1 lb boneless, skinless chicken breasts, cut into bite-sized pieces

2 tbsp olive oil

1 lb spaghetti

4 tbsp butter

3 cups whole milk

1 cup chicken broth

8 oz cream cheese, softened

2 cups shredded mozzarella cheese, divided

½ cup grated Parmesan cheese

2–3 tsp Cajun seasoning (adjust to taste)

4 cloves garlic, minced

Salt and black pepper, to taste

Fresh parsley, chopped (for garnish, optional)

Instructions

Cook the spaghetti

Bring a large pot of salted water to a boil.

Cook spaghetti according to package directions until al dente.

Drain and set aside, reserving about ½ cup of the pasta water.

Cook the chicken

In a large skillet, heat olive oil over medium-high heat.

Season chicken pieces with Cajun seasoning, salt, and pepper.

Add to skillet and cook for 6–8 minutes, stirring occasionally, until golden and cooked through.

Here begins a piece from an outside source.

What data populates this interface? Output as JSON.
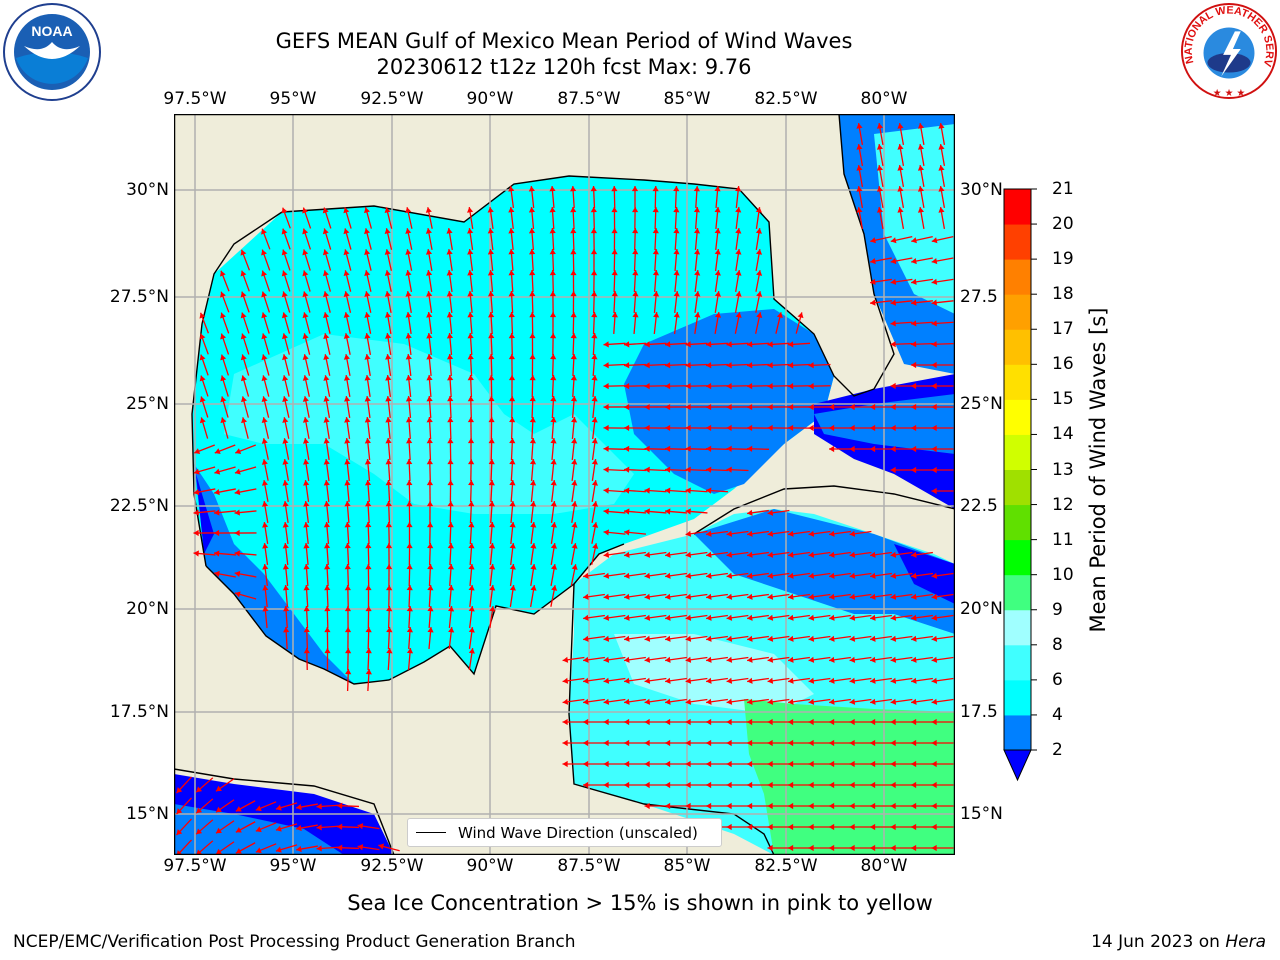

Remove chicken from skillet and set aside.

Make the garlic mozzarella sauce

In the same skillet, reduce heat to medium. Add butter and minced garlic.

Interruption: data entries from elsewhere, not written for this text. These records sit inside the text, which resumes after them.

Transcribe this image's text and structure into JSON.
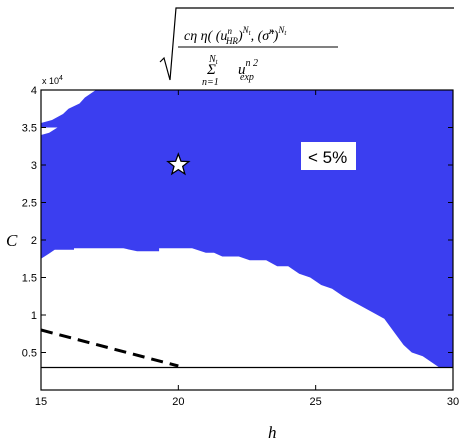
{
  "chart_data": {
    "type": "area",
    "title": "c_η η( (u_HR^n)^Nt , (σ̂^n)^Nt ) / Σ_{n=1}^{Nt} u_exp^n2",
    "title_parts": {
      "numerator": "cη η( (u",
      "hr": "HR",
      "n": "n",
      "nt": "N",
      "t": "t",
      "sigma": "(σ̂",
      "sum": "Σ",
      "sum_lower": "n=1",
      "u_exp": "u",
      "exp": "exp",
      "n2": "n 2"
    },
    "xlabel": "h",
    "ylabel": "C",
    "xlim": [
      15,
      30
    ],
    "ylim": [
      0,
      40000
    ],
    "y_multiplier": "x 10",
    "y_multiplier_exp": "4",
    "x_ticks": [
      15,
      20,
      25,
      30
    ],
    "y_ticks": [
      0.5,
      1,
      1.5,
      2,
      2.5,
      3,
      3.5,
      4
    ],
    "y_tick_labels": [
      "0.5",
      "1",
      "1.5",
      "2",
      "2.5",
      "3",
      "3.5",
      "4"
    ],
    "grid": false,
    "region_color": "#3b3ef0",
    "annotation": "< 5%",
    "region_upper_left_notch": [
      [
        15,
        40000
      ],
      [
        17,
        40000
      ],
      [
        16.6,
        39000
      ],
      [
        16.4,
        38200
      ],
      [
        16.0,
        37500
      ],
      [
        15.8,
        36800
      ],
      [
        15.4,
        36000
      ],
      [
        15.0,
        35600
      ]
    ],
    "region_left_notch": [
      [
        15,
        35000
      ],
      [
        15.6,
        35000
      ],
      [
        15.3,
        34300
      ],
      [
        15.0,
        34000
      ]
    ],
    "region_lower_boundary": [
      [
        15.0,
        17500
      ],
      [
        15.3,
        18200
      ],
      [
        15.5,
        18700
      ],
      [
        16.2,
        18700
      ],
      [
        16.2,
        18900
      ],
      [
        18.0,
        18900
      ],
      [
        18.5,
        18500
      ],
      [
        19.3,
        18500
      ],
      [
        19.3,
        18900
      ],
      [
        20.5,
        18900
      ],
      [
        21.0,
        18300
      ],
      [
        21.3,
        18300
      ],
      [
        21.6,
        17800
      ],
      [
        22.2,
        17800
      ],
      [
        22.6,
        17300
      ],
      [
        23.2,
        17300
      ],
      [
        23.6,
        16500
      ],
      [
        24.0,
        16500
      ],
      [
        24.4,
        15500
      ],
      [
        24.8,
        15000
      ],
      [
        25.2,
        14000
      ],
      [
        25.6,
        13500
      ],
      [
        26.0,
        12500
      ],
      [
        26.5,
        11500
      ],
      [
        27.0,
        10500
      ],
      [
        27.5,
        9500
      ],
      [
        27.9,
        7500
      ],
      [
        28.2,
        6000
      ],
      [
        28.5,
        5000
      ],
      [
        28.9,
        4500
      ],
      [
        29.5,
        3000
      ],
      [
        30.0,
        3000
      ]
    ],
    "region_bottom": 3000,
    "baseline_y": 3000,
    "dashed_line": [
      [
        15,
        8000
      ],
      [
        20,
        3200
      ]
    ],
    "star_point": [
      20,
      30000
    ]
  }
}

Sauté for about 30 seconds, just until fragrant.

Whisk in milk and chicken broth, then stir in cream cheese until melted and smooth.

Gradually add 1½ cups mozzarella and Parmesan cheese, stirring until melted into a creamy sauce.

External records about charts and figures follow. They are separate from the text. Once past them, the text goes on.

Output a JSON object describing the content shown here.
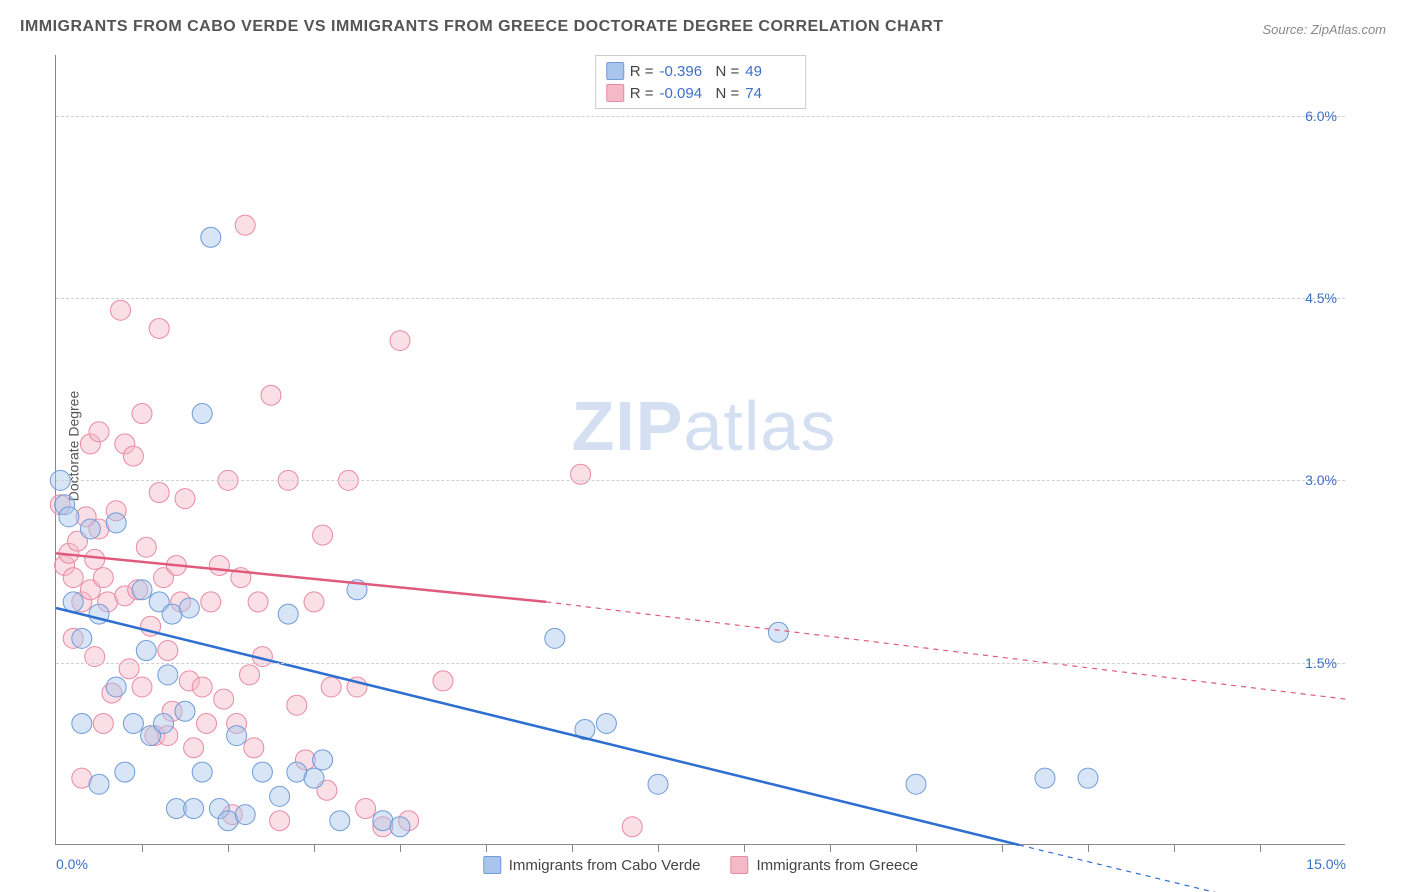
{
  "title": "IMMIGRANTS FROM CABO VERDE VS IMMIGRANTS FROM GREECE DOCTORATE DEGREE CORRELATION CHART",
  "source": "Source: ZipAtlas.com",
  "watermark_bold": "ZIP",
  "watermark_light": "atlas",
  "chart": {
    "type": "scatter",
    "ylabel": "Doctorate Degree",
    "xlim": [
      0.0,
      15.0
    ],
    "ylim": [
      0.0,
      6.5
    ],
    "xtick_labels": [
      "0.0%",
      "15.0%"
    ],
    "xtick_positions": [
      0.0,
      15.0
    ],
    "xtick_minor": [
      1,
      2,
      3,
      4,
      5,
      6,
      7,
      8,
      9,
      10,
      11,
      12,
      13,
      14
    ],
    "ytick_labels": [
      "1.5%",
      "3.0%",
      "4.5%",
      "6.0%"
    ],
    "ytick_positions": [
      1.5,
      3.0,
      4.5,
      6.0
    ],
    "grid_color": "#d0d0d0",
    "axis_color": "#888888",
    "background_color": "#ffffff",
    "marker_radius": 10,
    "marker_opacity": 0.45,
    "series": [
      {
        "name": "Immigrants from Cabo Verde",
        "color_fill": "#a9c5ec",
        "color_stroke": "#6f9bd8",
        "line_color": "#2e6fd0",
        "R": "-0.396",
        "N": "49",
        "trend": {
          "x1": 0.0,
          "y1": 1.95,
          "x2": 11.2,
          "y2": 0.0,
          "dash_x1": 11.2,
          "dash_y1": 0.0,
          "dash_x2": 15.0,
          "dash_y2": -0.65
        },
        "line_width": 2.5,
        "points": [
          [
            0.05,
            3.0
          ],
          [
            0.1,
            2.8
          ],
          [
            0.15,
            2.7
          ],
          [
            0.2,
            2.0
          ],
          [
            0.3,
            1.7
          ],
          [
            0.3,
            1.0
          ],
          [
            0.4,
            2.6
          ],
          [
            0.5,
            1.9
          ],
          [
            0.5,
            0.5
          ],
          [
            0.7,
            2.65
          ],
          [
            0.7,
            1.3
          ],
          [
            0.8,
            0.6
          ],
          [
            0.9,
            1.0
          ],
          [
            1.0,
            2.1
          ],
          [
            1.05,
            1.6
          ],
          [
            1.1,
            0.9
          ],
          [
            1.2,
            2.0
          ],
          [
            1.25,
            1.0
          ],
          [
            1.3,
            1.4
          ],
          [
            1.35,
            1.9
          ],
          [
            1.4,
            0.3
          ],
          [
            1.5,
            1.1
          ],
          [
            1.55,
            1.95
          ],
          [
            1.6,
            0.3
          ],
          [
            1.7,
            3.55
          ],
          [
            1.7,
            0.6
          ],
          [
            1.8,
            5.0
          ],
          [
            1.9,
            0.3
          ],
          [
            2.0,
            0.2
          ],
          [
            2.1,
            0.9
          ],
          [
            2.2,
            0.25
          ],
          [
            2.4,
            0.6
          ],
          [
            2.6,
            0.4
          ],
          [
            2.7,
            1.9
          ],
          [
            2.8,
            0.6
          ],
          [
            3.0,
            0.55
          ],
          [
            3.1,
            0.7
          ],
          [
            3.3,
            0.2
          ],
          [
            3.5,
            2.1
          ],
          [
            3.8,
            0.2
          ],
          [
            4.0,
            0.15
          ],
          [
            5.8,
            1.7
          ],
          [
            6.15,
            0.95
          ],
          [
            6.4,
            1.0
          ],
          [
            7.0,
            0.5
          ],
          [
            8.4,
            1.75
          ],
          [
            10.0,
            0.5
          ],
          [
            11.5,
            0.55
          ],
          [
            12.0,
            0.55
          ]
        ]
      },
      {
        "name": "Immigrants from Greece",
        "color_fill": "#f4b9c7",
        "color_stroke": "#e88aa2",
        "line_color": "#e05a7c",
        "R": "-0.094",
        "N": "74",
        "trend": {
          "x1": 0.0,
          "y1": 2.4,
          "x2": 5.7,
          "y2": 2.0,
          "dash_x1": 5.7,
          "dash_y1": 2.0,
          "dash_x2": 15.0,
          "dash_y2": 1.2
        },
        "line_width": 2.5,
        "points": [
          [
            0.05,
            2.8
          ],
          [
            0.1,
            2.3
          ],
          [
            0.15,
            2.4
          ],
          [
            0.2,
            2.2
          ],
          [
            0.2,
            1.7
          ],
          [
            0.25,
            2.5
          ],
          [
            0.3,
            2.0
          ],
          [
            0.3,
            0.55
          ],
          [
            0.35,
            2.7
          ],
          [
            0.4,
            3.3
          ],
          [
            0.4,
            2.1
          ],
          [
            0.45,
            2.35
          ],
          [
            0.45,
            1.55
          ],
          [
            0.5,
            3.4
          ],
          [
            0.5,
            2.6
          ],
          [
            0.55,
            2.2
          ],
          [
            0.55,
            1.0
          ],
          [
            0.6,
            2.0
          ],
          [
            0.65,
            1.25
          ],
          [
            0.7,
            2.75
          ],
          [
            0.75,
            4.4
          ],
          [
            0.8,
            3.3
          ],
          [
            0.8,
            2.05
          ],
          [
            0.85,
            1.45
          ],
          [
            0.9,
            3.2
          ],
          [
            0.95,
            2.1
          ],
          [
            1.0,
            3.55
          ],
          [
            1.0,
            1.3
          ],
          [
            1.05,
            2.45
          ],
          [
            1.1,
            1.8
          ],
          [
            1.15,
            0.9
          ],
          [
            1.2,
            4.25
          ],
          [
            1.2,
            2.9
          ],
          [
            1.25,
            2.2
          ],
          [
            1.3,
            1.6
          ],
          [
            1.3,
            0.9
          ],
          [
            1.35,
            1.1
          ],
          [
            1.4,
            2.3
          ],
          [
            1.45,
            2.0
          ],
          [
            1.5,
            2.85
          ],
          [
            1.55,
            1.35
          ],
          [
            1.6,
            0.8
          ],
          [
            1.7,
            1.3
          ],
          [
            1.75,
            1.0
          ],
          [
            1.8,
            2.0
          ],
          [
            1.9,
            2.3
          ],
          [
            1.95,
            1.2
          ],
          [
            2.0,
            3.0
          ],
          [
            2.05,
            0.25
          ],
          [
            2.1,
            1.0
          ],
          [
            2.15,
            2.2
          ],
          [
            2.2,
            5.1
          ],
          [
            2.25,
            1.4
          ],
          [
            2.3,
            0.8
          ],
          [
            2.35,
            2.0
          ],
          [
            2.4,
            1.55
          ],
          [
            2.5,
            3.7
          ],
          [
            2.6,
            0.2
          ],
          [
            2.7,
            3.0
          ],
          [
            2.8,
            1.15
          ],
          [
            2.9,
            0.7
          ],
          [
            3.0,
            2.0
          ],
          [
            3.1,
            2.55
          ],
          [
            3.15,
            0.45
          ],
          [
            3.2,
            1.3
          ],
          [
            3.4,
            3.0
          ],
          [
            3.5,
            1.3
          ],
          [
            3.6,
            0.3
          ],
          [
            3.8,
            0.15
          ],
          [
            4.0,
            4.15
          ],
          [
            4.1,
            0.2
          ],
          [
            4.5,
            1.35
          ],
          [
            6.1,
            3.05
          ],
          [
            6.7,
            0.15
          ]
        ]
      }
    ]
  },
  "legend": {
    "stats_labels": {
      "R": "R =",
      "N": "N ="
    }
  }
}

Season with a little more Cajun seasoning, salt, and pepper to taste.

Combine

Add the cooked chicken back into the sauce, then toss in the spaghetti.

Stir until everything is well coated and creamy.

If the sauce seems too thick, add a bit of the reserved pasta water to loosen it.

Serve

Top with the remaining ½ cup mozzarella and let it melt in the pan (or broil for 2–3 minutes for a golden topping).

Garnish with chopped parsley and an extra sprinkle of Parmesan.